0.thumb_head

Photo/VCG

Wall Street's major averages closed sharply lower on Monday as concerns over oil-price plunge and the continued spread of the coronavirus gripped the financial markets.

The Dow Jones Industrial Average cratered 2,013.76 points, or 7.79 percent, to 23,851.02. The S&P 500 was down 225.81 points, or 7.60 percent, to 2,746.56. The Nasdaq Composite Index shed 624.94 points, or 7.29 percent, to 7,950.68. All three benchmarks suffered their biggest one-day percentage drops since 2008.

Massive sell-off in early trading triggered a rarely used circuit breaker, and trading was halted for 15 minutes shortly after Monday's opening.

All the 11 primary S&P 500 sectors finished lower, with energy falling 20 percent, representing the worst-performing group.

The Cboe Volatility Index, widely considered as the best fear gauge in the stock market, spiked 29.85 percent to 54.46 on Monday.

A collapse in oil prices added to the complexity facing global investors grappling with the spread of COVID-19, according to analysts.

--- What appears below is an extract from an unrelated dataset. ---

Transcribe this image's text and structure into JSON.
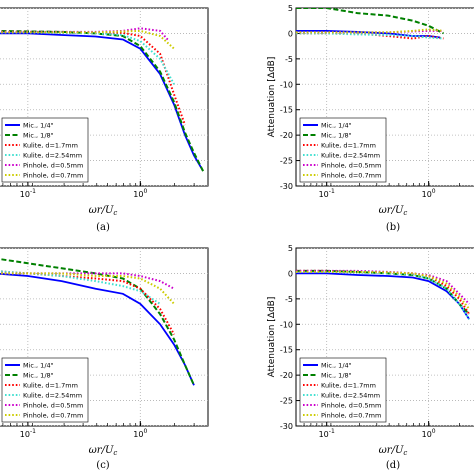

In addition to fears of the spread of the virus, "the plummeting energy sector and oil due to the discord between Saudi Arabia and Russia is also of deep concern," Peter Tuchman, an experienced trader on the floor of the New York Stock Exchange (NYSE), told Xinhua on Monday.

As one of the most powerful commodities, oil is a big factor for markets, he added.

Saudi Arabia announced massive discounts to its official selling prices for April over the weekend, and is reportedly ready to raise its production above the 10 million barrel per day level.

The move came after the Organization of the Petroleum Exporting Countries (OPEC) failed to strike a deal with its allies, led by Russia, about oil production cuts last week.

Oil prices plunged more than 24 percent on Monday as the failure to strike a deal on output cuts among the world's major oil producers triggered fears of a price war.

"The market doesn't like uncertainty. We live in a day and age where electronic trading, which is based on speed and efficiency, is moving markets more fluidly than ever before," Mark Otto, a veteran NYSE trader and founder of Specialist 88 LLC, told Xinhua.

"Although the market is rebounding off of session lows, it is apparent that volatility will remain the norm for the foreseeable future," he noted.

Appetite for safer assets soared. The yield on the benchmark 10-year U.S. Treasury note dropped below 0.5 percent after hitting new all-time low of 0.318 percent in overnight trading. The 30-year Treasury yield also hit a record low of 0.702 percent, breaching the 1 percent threshold for the first time in history.

"The near-term market focus is likely to remain on the virus's spread across Europe and the US, and on stress in the financial markets," UBS Global Wealth Management's Chief Investment Officer Mark Haefele said in a note on Monday.

"The more positive recent developments -- including evidence of successful virus containment in Asia, higher potential disposable income for consumers, fiscal and monetary loosening, and more favorable equity valuations -- may take time to feed through into market pricing," Haefele noted.